The null hypothesis cannot be rejected for the Meihua agent: there is no detectable predictive signal from Meihua Yishu hexagram analysis for binary prediction market outcomes. The Meihua agent performed at chance level (50.6%) while the control agent, by simply echoing market consensus, achieved 72.2%.

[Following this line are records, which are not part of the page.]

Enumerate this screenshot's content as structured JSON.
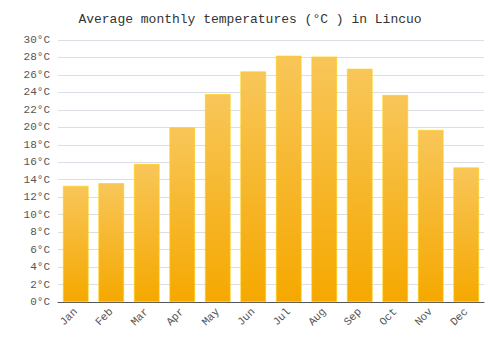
{
  "chart_data": {
    "type": "bar",
    "title": "Average monthly temperatures (°C ) in Lincuo",
    "categories": [
      "Jan",
      "Feb",
      "Mar",
      "Apr",
      "May",
      "Jun",
      "Jul",
      "Aug",
      "Sep",
      "Oct",
      "Nov",
      "Dec"
    ],
    "values": [
      13.3,
      13.6,
      15.8,
      20.0,
      23.8,
      26.4,
      28.2,
      28.1,
      26.7,
      23.7,
      19.7,
      15.4
    ],
    "color": "#F5A800",
    "ylim": [
      0,
      30
    ],
    "yticks": [
      {
        "value": 0,
        "label": "0°C"
      },
      {
        "value": 2,
        "label": "2°C"
      },
      {
        "value": 4,
        "label": "4°C"
      },
      {
        "value": 6,
        "label": "6°C"
      },
      {
        "value": 8,
        "label": "8°C"
      },
      {
        "value": 10,
        "label": "10°C"
      },
      {
        "value": 12,
        "label": "12°C"
      },
      {
        "value": 14,
        "label": "14°C"
      },
      {
        "value": 16,
        "label": "16°C"
      },
      {
        "value": 18,
        "label": "18°C"
      },
      {
        "value": 20,
        "label": "20°C"
      },
      {
        "value": 22,
        "label": "22°C"
      },
      {
        "value": 24,
        "label": "24°C"
      },
      {
        "value": 26,
        "label": "26°C"
      },
      {
        "value": 28,
        "label": "28°C"
      },
      {
        "value": 30,
        "label": "30°C"
      }
    ],
    "grid": true
  }
}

A follow-up experiment has been designed to test whether hexagrams describe situations qualitatively (not binary YES/NO). See QUALITATIVE-EXPERIMENT-PLAN.md for the full protocol. Key design:
- 12 upcoming events with rich narratives
- Each event gets a properly cast hexagram + a random control hexagram
- Blinded interpretation before the event
- Blinded scoring after the event on a 0-5 qualitative match scale
- Wilcoxon signed-rank test for paired comparison
- Do not use hexagrams for binary prediction -- the data is conclusive
- Test qualitative match -- this tests what the system actually claims to do
- Use proper single-question casting -- fix the batch methodology flaw
- Consider human practitioner testing -- AI may not capture intuitive elements
| Date | Event |
|---|---|
| 2026-01-18 | Experiment created; Batch 1 (30 markets) selected; pilot predictions made |
| 2026-01-21 | First resolutions (Bitcoin $98K, Han Duck Soo sentencing) |
| 2026-01-22 | Oscar nomination resolutions (Hawke, Zhao, del Toro) |
| 2026-01-25 | Pilot review (10/30 resolved); Batch 2 (70 markets) added |
| 2026-01-25 | Phase 2 Meihua predictions generated via 取象起卦 batch method |
| 2026-01-28 -- 2026-02-15 | Markets resolve progressively |
| 2026-02-24 | Final analysis: 79/100 resolved, 21 still open |
| Market | End Date | Current YES% | Control | Meihua |
|---|---|---|---|---|
| Fed rate cut March | 2026-03-18 | 3.5% | NO | NO |
| SpaceX chopstick catch | 2026-01-31 | 16.8% | NO | NO |
| Teyana Taylor Best Supporting Actress | 2026-03-15 | 50.0% | YES | YES |
| No change Fed rates March | 2026-03-18 | 96.2% | YES | NO |
| Fed decrease 25bps March | 2026-03-18 | 2.2% | NO | NO |
| Nothing Ever Happens: Interest Rates | 2026-03-20 | 92.0% | NO | NO |
| US collect < $100B revenue 2025 | 2026-02-28 | 96.2% | YES | YES |
| John Cornyn TX Primary | 2026-03-03 | 15.0% | NO | NO |
| Sentimental Value Best Intl Feature | 2026-03-15 | 66.0% | YES | NO |
| One Battle Best Cinematography | 2026-03-15 | 64.0% | NO | NO |
| Frankenstein Best Production Design | 2026-03-15 | 89.5% | YES | YES |
| Secret Agent Best Intl Feature | 2026-03-15 | 27.0% | NO | YES |
| Skarsgard Best Supporting Actor | 2026-03-15 | 30.5% | YES | NO |
| MegaETH airdrop Feb 28 | 2026-03-01 | 0.1% | YES | NO |
| Clinton contempt of Congress | 2026-02-28 | 1.4% | YES | NO |
| Trump says "Monroe" SOTU | 2026-02-24 | 59.0% | YES | NO |
| Trump says "Crypto" SOTU | 2026-01-31 | 16.0% | NO | NO |
| Trump says "Reagan" SOTU | 2026-02-24 | 31.5% | YES | NO |
| Iran strike Israel Feb 28 | 2026-02-28 | 9.5% | NO | NO |
| Italy joins Board of Peace | 2026-02-28 | 4.8% | NO | YES |
| Arsenal Carabao Cup | 2026-03-26 | 55.0% | NO | YES |
| File | Description |
|---|---|
data/experiment_state.json |
Complete experiment state with all predictions, outcomes, hashes |
data/phase1_meihua_predictions.json |
Phase 2 batch Meihua predictions (70 markets) |
data/prediction_summary.md |
Human-readable prediction summary |
data/prediction_hashes.json |
SHA-256 hashes of predictions (integrity verification) |
data/PILOT-RESULTS.md |
Pilot phase detailed results |
EXPERIMENT-PLAN.md |
Full experiment design and methodology |
FINAL-REPORT.md |
This report |
BETTING-ANALYSIS.md |
Detailed betting profitability analysis |
QUALITATIVE-EXPERIMENT-PLAN.md |
Next experiment: qualitative match test |
This report was generated from experiment data as of February 24, 2026. Twenty-one markets remain unresolved and may slightly adjust final accuracy figures when they close. The core conclusions are robust to these pending resolutions given the magnitude of the observed effects.